Compétence des tribunaux militaires et garanties procédurales

[42] L’organisation et le fonctionnement des juridictions militaires, lorsque celles-ci existent, devraient pleinement assurer le droit de toute personne à un tribunal compétent, indépendant et impartial, lors de toutes les phases de la procédure. Les personnes sélectionnées pour exercer les fonctions de magistrat dans les juridictions militaires devraient être intègres et compétentes et avoir la formation et des qualifications juridiques nécessaires. Le statut des magistrats militaires devrait garantir leur indépendance et leur impartialité, notamment par rapport à la hiérarchie militaire .

[43] Les débats devraient être publics.

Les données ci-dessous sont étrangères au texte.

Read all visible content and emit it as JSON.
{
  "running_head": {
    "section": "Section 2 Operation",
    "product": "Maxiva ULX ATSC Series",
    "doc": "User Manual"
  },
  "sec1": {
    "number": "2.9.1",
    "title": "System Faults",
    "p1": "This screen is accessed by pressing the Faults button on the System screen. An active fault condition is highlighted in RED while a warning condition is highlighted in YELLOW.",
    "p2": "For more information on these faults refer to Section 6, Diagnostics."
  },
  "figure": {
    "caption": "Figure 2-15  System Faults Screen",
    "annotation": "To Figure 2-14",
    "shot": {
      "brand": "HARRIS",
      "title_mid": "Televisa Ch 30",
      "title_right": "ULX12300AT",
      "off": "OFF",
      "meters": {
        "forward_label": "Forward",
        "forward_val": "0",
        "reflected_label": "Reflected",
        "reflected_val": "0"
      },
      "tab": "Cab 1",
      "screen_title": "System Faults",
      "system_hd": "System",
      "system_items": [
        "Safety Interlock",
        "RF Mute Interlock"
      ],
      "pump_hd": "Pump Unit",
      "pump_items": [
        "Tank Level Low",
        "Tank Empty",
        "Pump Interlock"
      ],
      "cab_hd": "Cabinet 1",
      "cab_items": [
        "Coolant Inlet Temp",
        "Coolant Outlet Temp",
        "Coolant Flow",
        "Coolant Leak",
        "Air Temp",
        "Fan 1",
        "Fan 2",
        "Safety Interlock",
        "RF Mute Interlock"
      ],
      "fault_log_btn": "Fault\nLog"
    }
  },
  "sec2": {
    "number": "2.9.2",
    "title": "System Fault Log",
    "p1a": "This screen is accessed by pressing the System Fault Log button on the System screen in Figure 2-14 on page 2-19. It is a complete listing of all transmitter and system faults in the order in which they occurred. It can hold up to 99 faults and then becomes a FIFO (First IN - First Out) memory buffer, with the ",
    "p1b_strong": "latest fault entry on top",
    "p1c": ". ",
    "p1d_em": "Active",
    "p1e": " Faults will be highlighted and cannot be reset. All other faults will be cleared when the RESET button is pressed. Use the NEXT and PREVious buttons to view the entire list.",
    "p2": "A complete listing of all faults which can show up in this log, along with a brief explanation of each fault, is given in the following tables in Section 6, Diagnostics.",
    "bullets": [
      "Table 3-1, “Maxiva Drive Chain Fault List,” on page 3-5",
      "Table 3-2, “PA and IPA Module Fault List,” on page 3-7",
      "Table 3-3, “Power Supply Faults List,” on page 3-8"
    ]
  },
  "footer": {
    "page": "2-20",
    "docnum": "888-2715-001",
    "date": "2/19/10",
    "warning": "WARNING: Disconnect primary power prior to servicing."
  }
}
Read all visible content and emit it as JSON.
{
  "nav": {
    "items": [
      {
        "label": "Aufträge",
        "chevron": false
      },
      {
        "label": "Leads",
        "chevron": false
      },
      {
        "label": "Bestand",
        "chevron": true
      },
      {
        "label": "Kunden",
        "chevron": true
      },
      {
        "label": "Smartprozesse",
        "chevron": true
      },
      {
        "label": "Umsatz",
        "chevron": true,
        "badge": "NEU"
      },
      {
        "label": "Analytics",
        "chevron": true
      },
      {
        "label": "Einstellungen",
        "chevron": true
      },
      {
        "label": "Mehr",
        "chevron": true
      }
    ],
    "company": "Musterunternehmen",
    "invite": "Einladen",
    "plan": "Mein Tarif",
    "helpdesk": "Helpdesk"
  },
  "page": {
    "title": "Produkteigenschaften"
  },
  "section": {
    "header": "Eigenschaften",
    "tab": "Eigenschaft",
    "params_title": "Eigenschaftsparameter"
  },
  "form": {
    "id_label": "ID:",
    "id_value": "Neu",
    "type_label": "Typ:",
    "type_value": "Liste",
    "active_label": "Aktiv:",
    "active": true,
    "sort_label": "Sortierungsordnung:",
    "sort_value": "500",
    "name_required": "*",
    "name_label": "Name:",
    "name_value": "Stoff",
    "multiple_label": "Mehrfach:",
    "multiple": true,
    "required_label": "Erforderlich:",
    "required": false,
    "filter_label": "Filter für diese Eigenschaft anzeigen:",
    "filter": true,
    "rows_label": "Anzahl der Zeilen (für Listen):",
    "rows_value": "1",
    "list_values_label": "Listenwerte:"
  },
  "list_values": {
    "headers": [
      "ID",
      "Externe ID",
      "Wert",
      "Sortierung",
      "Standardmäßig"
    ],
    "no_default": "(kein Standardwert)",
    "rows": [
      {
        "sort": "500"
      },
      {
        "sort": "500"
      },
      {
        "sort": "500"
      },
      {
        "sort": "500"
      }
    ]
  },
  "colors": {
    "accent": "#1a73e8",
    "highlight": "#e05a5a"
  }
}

La tenue d’audiences à huis clos devrait rester exceptionnelle et faire l’objet d’une décision spécifique et motivée, soumise à un contrôle de légalité .

[44] Lorsque les membres de forces armées sont susceptibles d’attrait à la fois par une juridiction militaire et une juridiction de droit commun, et qu’il y a un élément civil dans l’infraction, la priorité doit être donné à la juridiction de droit commun, pour autant qu’elle soit conforme à la Convention.

[45] Lorsque des infractions pénales sont jugées par un tribunal militaire, ces tribunaux devraient comporter à tout le moins un juge de droit commun.